Comment by chatmasta

2 years ago

In general, I agree DNS-over-HTTPS is a step in the right direction, in terms of eliminating the low-hanging fruit of snooping over the wire. But it's still the same major companies providing the resolvers. And if you're sending them an NSL for push notifications, you may as well send one for DNS too.

3 comments

chatmasta

Reply
acdha  2 years ago

That’s usually untrue - for example, if I’m on Comcast but I use Firefox, my DoH requests go instead to Cloudflare who don’t log IPs – but also the larger point is that DNS isn’t complete enough: sometimes it’s unique companies but a lot of the time it’s just a shared endpoint. Push notifications don’t have that problem and happen every time, not just when a cache expires.

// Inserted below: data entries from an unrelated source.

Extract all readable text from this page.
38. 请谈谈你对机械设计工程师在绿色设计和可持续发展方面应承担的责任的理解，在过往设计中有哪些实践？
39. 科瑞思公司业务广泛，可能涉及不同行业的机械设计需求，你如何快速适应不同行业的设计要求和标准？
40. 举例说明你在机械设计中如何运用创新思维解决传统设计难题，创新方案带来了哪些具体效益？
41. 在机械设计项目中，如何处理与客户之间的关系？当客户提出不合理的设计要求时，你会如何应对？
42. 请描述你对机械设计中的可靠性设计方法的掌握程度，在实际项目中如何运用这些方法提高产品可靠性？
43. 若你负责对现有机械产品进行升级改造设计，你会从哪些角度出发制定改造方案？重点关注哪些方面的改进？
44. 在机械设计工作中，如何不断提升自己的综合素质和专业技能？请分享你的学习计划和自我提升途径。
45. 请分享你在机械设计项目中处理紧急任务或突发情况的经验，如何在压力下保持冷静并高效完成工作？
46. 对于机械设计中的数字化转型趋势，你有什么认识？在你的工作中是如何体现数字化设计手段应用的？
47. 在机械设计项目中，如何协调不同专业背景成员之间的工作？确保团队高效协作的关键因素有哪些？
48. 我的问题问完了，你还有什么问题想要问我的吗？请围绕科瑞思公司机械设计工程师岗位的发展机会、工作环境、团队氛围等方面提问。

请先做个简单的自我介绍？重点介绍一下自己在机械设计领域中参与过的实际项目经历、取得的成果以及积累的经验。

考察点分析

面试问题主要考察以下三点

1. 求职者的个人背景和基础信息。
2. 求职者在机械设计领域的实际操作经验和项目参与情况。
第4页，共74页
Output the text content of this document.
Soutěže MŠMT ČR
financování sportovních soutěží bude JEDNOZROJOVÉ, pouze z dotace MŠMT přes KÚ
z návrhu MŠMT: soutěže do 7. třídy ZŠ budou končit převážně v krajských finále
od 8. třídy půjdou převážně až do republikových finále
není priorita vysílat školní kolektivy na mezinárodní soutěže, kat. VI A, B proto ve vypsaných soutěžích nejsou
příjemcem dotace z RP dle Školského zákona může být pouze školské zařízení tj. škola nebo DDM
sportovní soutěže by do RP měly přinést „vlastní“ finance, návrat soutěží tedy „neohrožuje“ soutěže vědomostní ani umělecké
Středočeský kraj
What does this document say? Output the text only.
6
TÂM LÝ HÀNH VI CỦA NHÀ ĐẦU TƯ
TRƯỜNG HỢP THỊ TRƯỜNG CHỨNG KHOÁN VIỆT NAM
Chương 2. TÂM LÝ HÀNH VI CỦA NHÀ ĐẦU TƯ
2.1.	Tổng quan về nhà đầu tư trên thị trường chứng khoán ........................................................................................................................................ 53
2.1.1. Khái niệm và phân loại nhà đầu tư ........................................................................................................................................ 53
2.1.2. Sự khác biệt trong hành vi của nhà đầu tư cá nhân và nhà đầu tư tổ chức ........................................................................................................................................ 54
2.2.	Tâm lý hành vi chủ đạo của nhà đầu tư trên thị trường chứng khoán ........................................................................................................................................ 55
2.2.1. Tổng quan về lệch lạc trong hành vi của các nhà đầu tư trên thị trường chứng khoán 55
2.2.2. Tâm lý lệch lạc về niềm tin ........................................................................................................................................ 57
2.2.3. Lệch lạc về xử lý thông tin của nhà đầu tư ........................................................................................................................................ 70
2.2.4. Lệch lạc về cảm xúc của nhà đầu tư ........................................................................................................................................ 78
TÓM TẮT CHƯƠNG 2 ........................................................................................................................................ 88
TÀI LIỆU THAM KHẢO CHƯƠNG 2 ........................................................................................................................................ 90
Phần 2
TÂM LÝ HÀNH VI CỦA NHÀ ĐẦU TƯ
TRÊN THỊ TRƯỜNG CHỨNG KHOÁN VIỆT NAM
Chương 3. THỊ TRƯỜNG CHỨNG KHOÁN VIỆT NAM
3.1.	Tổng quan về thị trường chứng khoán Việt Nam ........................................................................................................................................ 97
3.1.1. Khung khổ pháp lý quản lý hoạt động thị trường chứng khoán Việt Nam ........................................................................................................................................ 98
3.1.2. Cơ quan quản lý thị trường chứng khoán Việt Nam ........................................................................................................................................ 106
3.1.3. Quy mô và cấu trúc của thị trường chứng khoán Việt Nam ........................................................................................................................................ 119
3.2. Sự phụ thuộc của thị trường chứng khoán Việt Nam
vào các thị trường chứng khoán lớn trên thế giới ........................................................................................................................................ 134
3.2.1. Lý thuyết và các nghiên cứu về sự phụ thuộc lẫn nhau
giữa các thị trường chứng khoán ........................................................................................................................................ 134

  • chatmasta  2 years ago

    Cloudflare is one of the "major companies" I was alluding to. It's still an issue of centralized authorities that are accountable to governments. But I do trust Cloudflare more than my ISP or Apple, and in fact I route much of my traffic through them so I hope I'm right in giving them my trust.

    • acdha  2 years ago

      It’s also a question of what information is available. In the United States, for example, it’s generally seemed to be the case that they can compel release of existing data but not changing systems to record new data or remove encryption. That’s not the case in every country, of course.